New Lounges for Students

New Lounges for Students

Photo by Virakri Jinangkul
Photo by Virakri Jinangkul

For many students, school can be a stressful environment with little opportunity for relaxation. Columbia’s Student Affairs Department and Campus Environment decided to make five new “family rooms” to make a more comfortable student environment on campus.

So…what exactly are family rooms? Kind of what you’d think. Mark Kelly, Vice President of Student Affairs, describes the new lounges as “Places where students can flop down or plug in. [They are] colorful, playful and inviting spaces where students can be at home.”  Thus, the “family” room concept encompasses the idea that Columbia is your community and Student Affairs wants you to be at home here.

Jacob Chartoff, Architect for Campus Environment adds, “For the family rooms, we’re really trying to take comfortable hangout spaces out of the back corner of the buildings.
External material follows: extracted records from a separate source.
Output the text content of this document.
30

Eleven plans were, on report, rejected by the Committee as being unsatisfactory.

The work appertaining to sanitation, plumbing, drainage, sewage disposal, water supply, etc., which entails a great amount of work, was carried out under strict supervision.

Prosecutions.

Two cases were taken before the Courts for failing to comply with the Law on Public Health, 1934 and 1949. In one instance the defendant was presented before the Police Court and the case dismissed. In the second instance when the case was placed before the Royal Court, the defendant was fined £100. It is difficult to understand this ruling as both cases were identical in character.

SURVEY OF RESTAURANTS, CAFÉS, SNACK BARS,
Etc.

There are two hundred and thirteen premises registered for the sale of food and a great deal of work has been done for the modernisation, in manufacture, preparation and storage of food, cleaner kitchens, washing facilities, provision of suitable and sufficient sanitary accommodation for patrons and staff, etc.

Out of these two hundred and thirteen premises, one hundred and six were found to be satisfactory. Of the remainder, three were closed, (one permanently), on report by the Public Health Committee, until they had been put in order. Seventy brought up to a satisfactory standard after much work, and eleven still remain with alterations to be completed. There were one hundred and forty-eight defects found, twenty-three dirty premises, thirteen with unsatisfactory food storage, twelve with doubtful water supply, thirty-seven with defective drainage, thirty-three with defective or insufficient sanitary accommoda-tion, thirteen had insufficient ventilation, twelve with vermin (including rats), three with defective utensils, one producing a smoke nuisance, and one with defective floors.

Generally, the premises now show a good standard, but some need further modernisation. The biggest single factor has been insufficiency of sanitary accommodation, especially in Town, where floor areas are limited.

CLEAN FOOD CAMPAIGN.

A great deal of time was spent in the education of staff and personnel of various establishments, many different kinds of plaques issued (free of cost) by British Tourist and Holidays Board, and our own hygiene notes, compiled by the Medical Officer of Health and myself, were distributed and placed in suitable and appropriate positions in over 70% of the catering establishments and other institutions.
We’re basically saying 'This is your school'! ”  So, check out one of these five new spaces and take a load off…and maybe your shoes, too.

The Family Rooms : Check out the rooms on flickr.
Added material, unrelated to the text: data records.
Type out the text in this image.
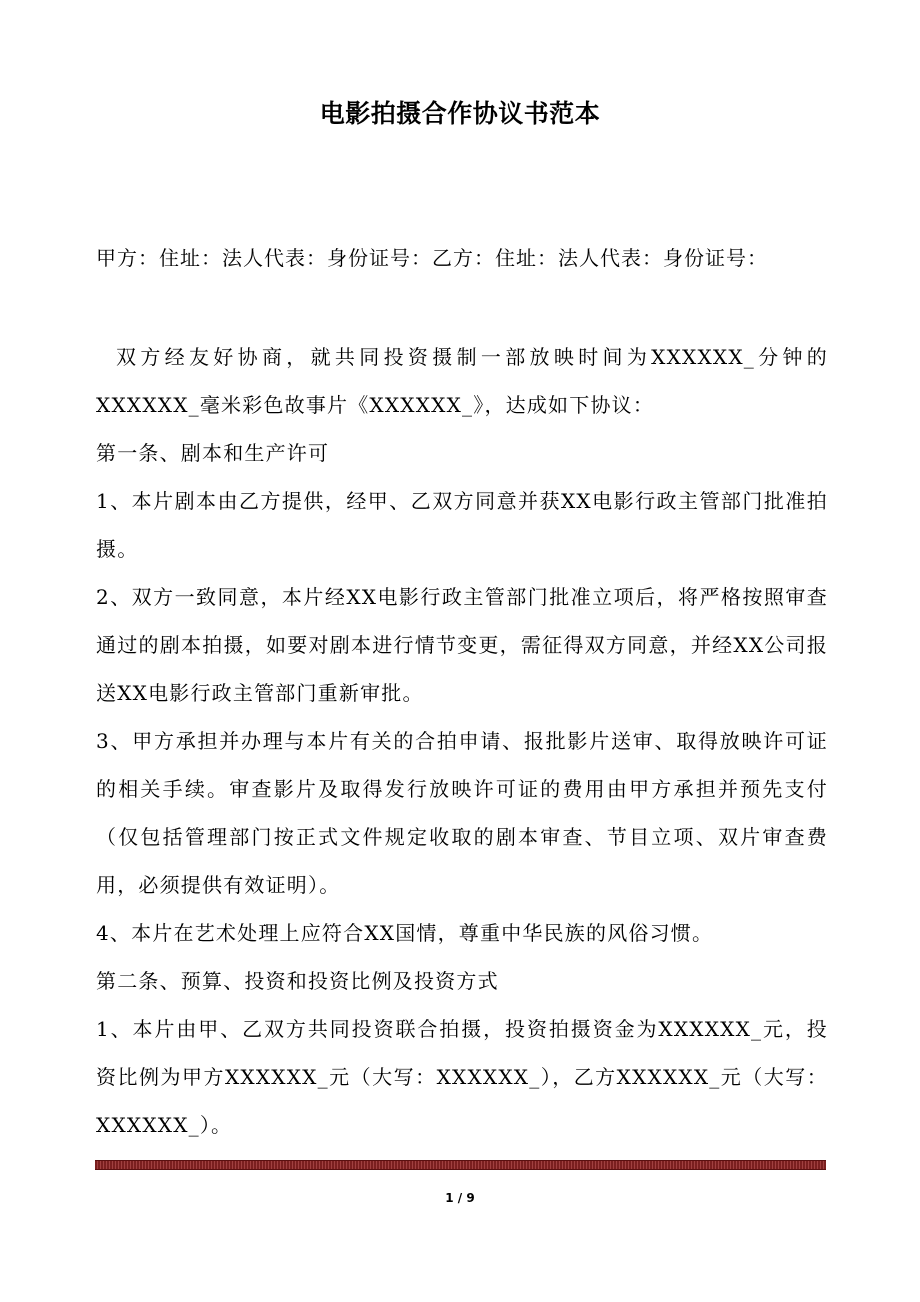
电影拍摄合作协议书范本
甲方：住址：法人代表：身份证号：乙方：住址：法人代表：身份证号：

双方经友好协商，就共同投资摄制一部放映时间为XXXXXX_分钟的XXXXXX_毫米彩色故事片《XXXXXX_》，达成如下协议：

第一条、剧本和生产许可

1、本片剧本由乙方提供，经甲、乙双方同意并获XX电影行政主管部门批准拍摄。

2、双方一致同意，本片经XX电影行政主管部门批准立项后，将严格按照审查通过的剧本拍摄，如要对剧本进行情节变更，需征得双方同意，并经XX公司报送XX电影行政主管部门重新审批。

3、甲方承担并办理与本片有关的合拍申请、报批影片送审、取得放映许可证的相关手续。审查影片及取得发行放映许可证的费用由甲方承担并预先支付（仅包括管理部门按正式文件规定收取的剧本审查、节目立项、双片审查费用，必须提供有效证明）。

4、本片在艺术处理上应符合XX国情，尊重中华民族的风俗习惯。

第二条、预算、投资和投资比例及投资方式

1、本片由甲、乙双方共同投资联合拍摄，投资拍摄资金为XXXXXX_元，投资比例为甲方XXXXXX_元（大写：XXXXXX_），乙方XXXXXX_元（大写：XXXXXX_）。

1 / 9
  • 33 E. Congress, 5th floor: There are two hammocks where students can lie down, plus plenty of tables and chairs for study space and a computer lab.
  • 623 S. Michigan, 1st floor lobby: “This is the most impactful of the family room projects.” Kelly adds. The couches have been replaced, a dining room table has been added and there’s a bar set-up with bar stools.
  • 731 S. Plymouth Court, The Court: Take a load off on the comfy, colorful beanbag chairs and furniture or try your hand at foosball.
  • 618 S. Michigan, 2nd floor lobby: Look for artwork on the stairwells and some comfortable tables and chairs.
  • 624 S. Michigan, 11th floor lounge: There's plenty of sunlight in this secluded study spot with adjacent vending machines for a study-thon.

During the second phase of the family room project the Conaway Center, which will be re-modeled next summer, will become a  family room as well as the lower level of the 600 S. Michigan building. “There are other student lounges that need to be brought to life and made more inviting for students,” Kelly says.